Di musica e passione il dj e discografico Sergio Cerruti ne ha sempre messa nel settore. Mancava la grande idea ed è arrivata dalla grafica. “Per fare tutto questo, abbiamo cercato di soddisfare due requisiti fondamentali”, spiega. “Primo: 'rinfrescare' l'immagine aziendale rendendola più accattivante e al passo con i tempi, in concomitanza anche con il decimo compleanno che cadrà tra qualche mese. Secondo, di carattere prettamente tecnico, rivedere il nostro vecchio logo, che era composto da un lettering non scomponibile e che ci limitava in parecchi utilizzi (soprattutto nei gadget e nel merchandising). Il nuovo logo invece è formato anche da un logotipo e può essere scomposto adattandosi meglio ai diversi impieghi e versioni”.
C'è anche un'adorazione nei confronti del marchio del Ministry Of Sound. “MOS, quello è un marchio davvero versatile, ottimo per qualsiasi utilizzo.
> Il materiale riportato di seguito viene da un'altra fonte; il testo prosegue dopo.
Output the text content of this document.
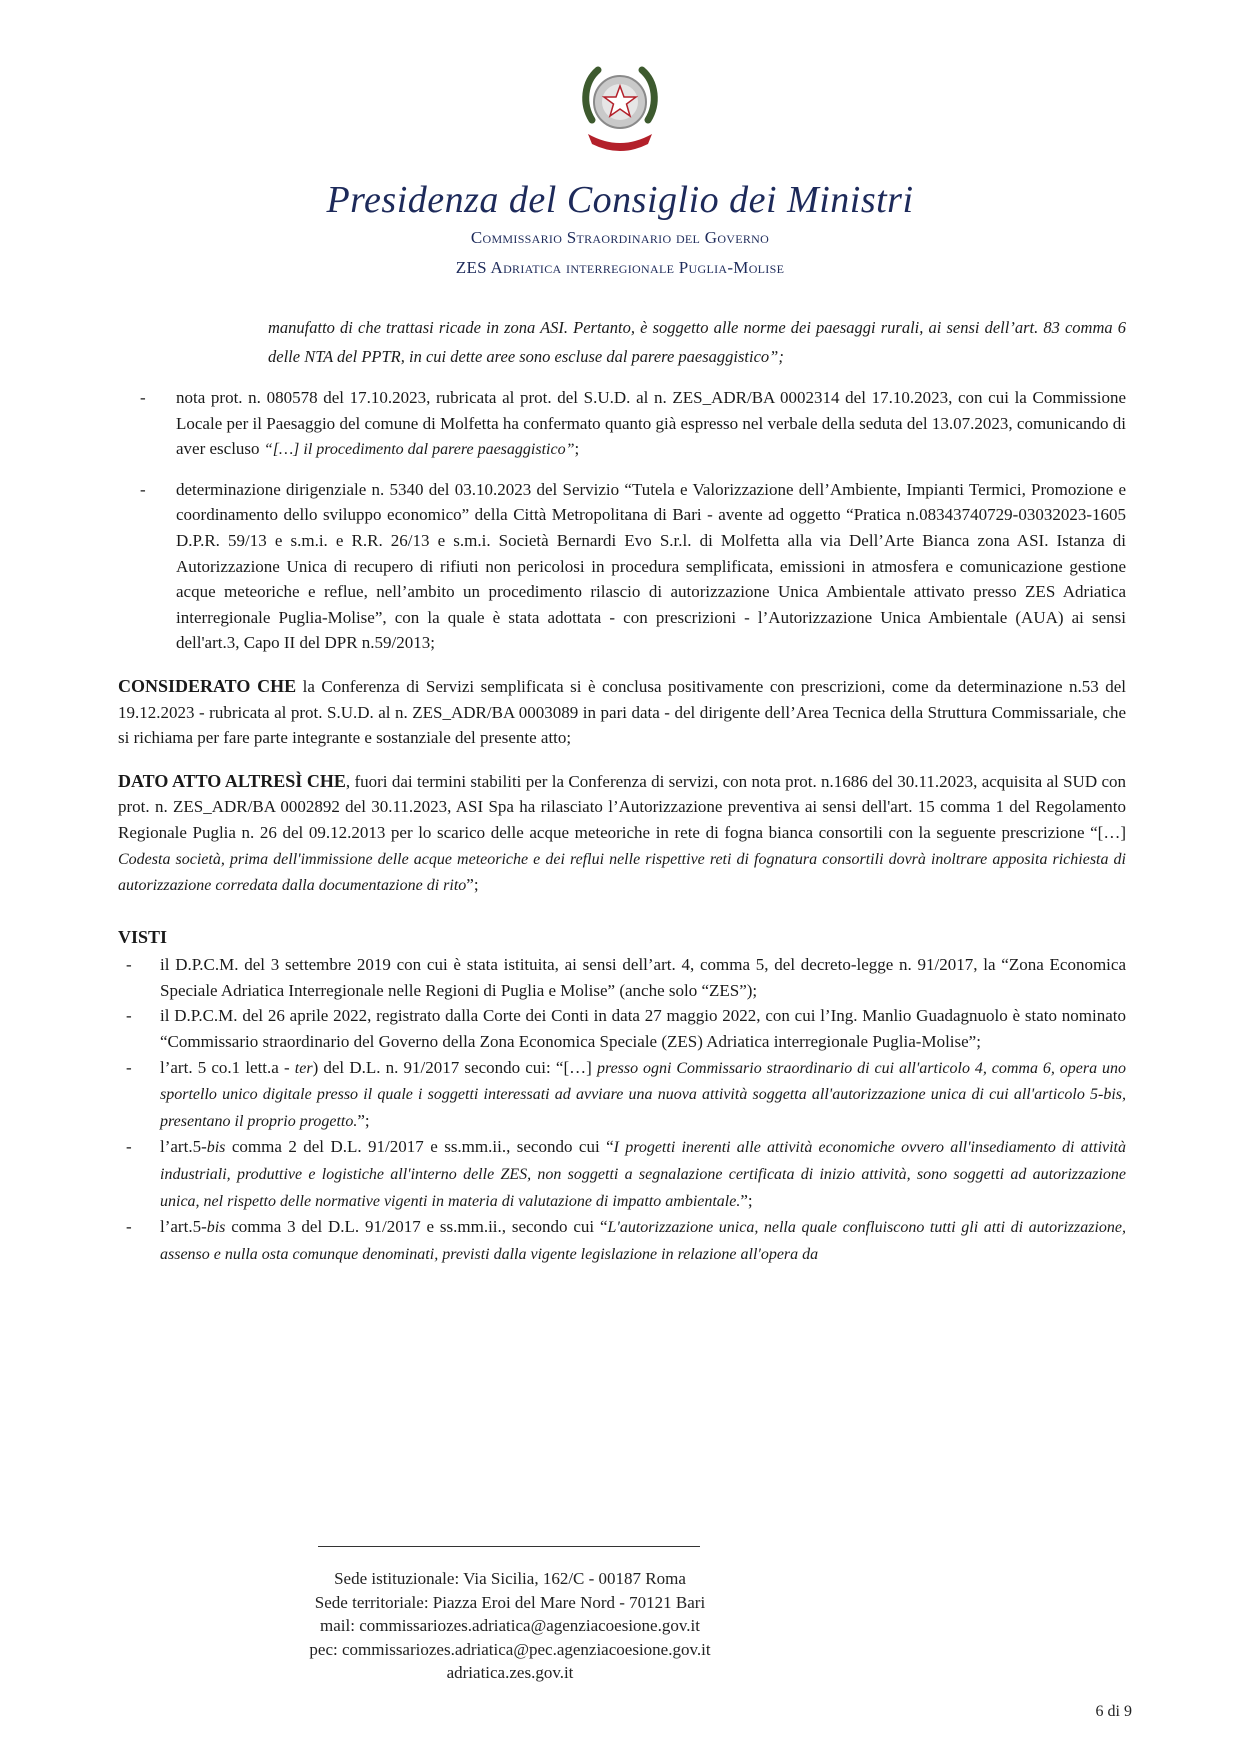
Presidenza del Consiglio dei Ministri
Commissario Straordinario del Governo
ZES Adriatica interregionale Puglia-Molise
manufatto di che trattasi ricade in zona ASI. Pertanto, è soggetto alle norme dei paesaggi rurali, ai sensi dell’art. 83 comma 6 delle NTA del PPTR, in cui dette aree sono escluse dal parere paesaggistico”;
- nota prot. n. 080578 del 17.10.2023, rubricata al prot. del S.U.D. al n. ZES_ADR/BA 0002314 del 17.10.2023, con cui la Commissione Locale per il Paesaggio del comune di Molfetta ha confermato quanto già espresso nel verbale della seduta del 13.07.2023, comunicando di aver escluso “[…] il procedimento dal parere paesaggistico”;
- determinazione dirigenziale n. 5340 del 03.10.2023 del Servizio “Tutela e Valorizzazione dell’Ambiente, Impianti Termici, Promozione e coordinamento dello sviluppo economico” della Città Metropolitana di Bari - avente ad oggetto “Pratica n.08343740729-03032023-1605 D.P.R. 59/13 e s.m.i. e R.R. 26/13 e s.m.i. Società Bernardi Evo S.r.l. di Molfetta alla via Dell’Arte Bianca zona ASI. Istanza di Autorizzazione Unica di recupero di rifiuti non pericolosi in procedura semplificata, emissioni in atmosfera e comunicazione gestione acque meteoriche e reflue, nell’ambito un procedimento rilascio di autorizzazione Unica Ambientale attivato presso ZES Adriatica interregionale Puglia-Molise”, con la quale è stata adottata - con prescrizioni - l’Autorizzazione Unica Ambientale (AUA) ai sensi dell'art.3, Capo II del DPR n.59/2013;
CONSIDERATO CHE la Conferenza di Servizi semplificata si è conclusa positivamente con prescrizioni, come da determinazione n.53 del 19.12.2023 - rubricata al prot. S.U.D. al n. ZES_ADR/BA 0003089 in pari data - del dirigente dell’Area Tecnica della Struttura Commissariale, che si richiama per fare parte integrante e sostanziale del presente atto;
DATO ATTO ALTRESÌ CHE, fuori dai termini stabiliti per la Conferenza di servizi, con nota prot. n.1686 del 30.11.2023, acquisita al SUD con prot. n. ZES_ADR/BA 0002892 del 30.11.2023, ASI Spa ha rilasciato l’Autorizzazione preventiva ai sensi dell'art. 15 comma 1 del Regolamento Regionale Puglia n. 26 del 09.12.2013 per lo scarico delle acque meteoriche in rete di fogna bianca consortili con la seguente prescrizione “[…] Codesta società, prima dell'immissione delle acque meteoriche e dei reflui nelle rispettive reti di fognatura consortili dovrà inoltrare apposita richiesta di autorizzazione corredata dalla documentazione di rito”;
VISTI
- il D.P.C.M. del 3 settembre 2019 con cui è stata istituita, ai sensi dell’art. 4, comma 5, del decreto-legge n. 91/2017, la “Zona Economica Speciale Adriatica Interregionale nelle Regioni di Puglia e Molise” (anche solo “ZES”);
- il D.P.C.M. del 26 aprile 2022, registrato dalla Corte dei Conti in data 27 maggio 2022, con cui l’Ing. Manlio Guadagnuolo è stato nominato “Commissario straordinario del Governo della Zona Economica Speciale (ZES) Adriatica interregionale Puglia-Molise”;
- l’art. 5 co.1 lett.a - ter) del D.L. n. 91/2017 secondo cui: “[…] presso ogni Commissario straordinario di cui all'articolo 4, comma 6, opera uno sportello unico digitale presso il quale i soggetti interessati ad avviare una nuova attività soggetta all'autorizzazione unica di cui all'articolo 5-bis, presentano il proprio progetto.”;
- l’art.5-bis comma 2 del D.L. 91/2017 e ss.mm.ii., secondo cui “I progetti inerenti alle attività economiche ovvero all'insediamento di attività industriali, produttive e logistiche all'interno delle ZES, non soggetti a segnalazione certificata di inizio attività, sono soggetti ad autorizzazione unica, nel rispetto delle normative vigenti in materia di valutazione di impatto ambientale.”;
- l’art.5-bis comma 3 del D.L. 91/2017 e ss.mm.ii., secondo cui “L'autorizzazione unica, nella quale confluiscono tutti gli atti di autorizzazione, assenso e nulla osta comunque denominati, previsti dalla vigente legislazione in relazione all'opera da
Sede istituzionale: Via Sicilia, 162/C - 00187 Roma
Sede territoriale: Piazza Eroi del Mare Nord - 70121 Bari
mail: commissariozes.adriatica@agenziacoesione.gov.it
pec: commissariozes.adriatica@pec.agenziacoesione.gov.it
adriatica.zes.gov.it
6 di 9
Ma tra i dj faccio il nome di deadmau5. Mi auguro sempre che dietro l'ideazione di un logo ci sia un processo più ampio, fatto di idee e creatività oltre che di marketing puro. Ogni logo tuttavia secondo me dovrebbe avere una propria anima e una propria identità. Spesso però non è così e ci ritroviamo di fronte a compitini eseguiti alla gelida perfezione. Credo che ormai, come nella musica, ci si sieda a tavolino cercando di decodificare il successo di altri tradendo così il principio base dell'ispirazione e dell'originalità”.
Il logo JE e tutto il suo studio, nonché la “guideline”, sono stati concepiti e realizzati all'interno di casa JE. “Sono il frutto della collaborazione di tutti. Ma per dovere di cronaca dico che l'esecutore materiale è il nostro creativo, Stefano Savi, nonché RD della JE”.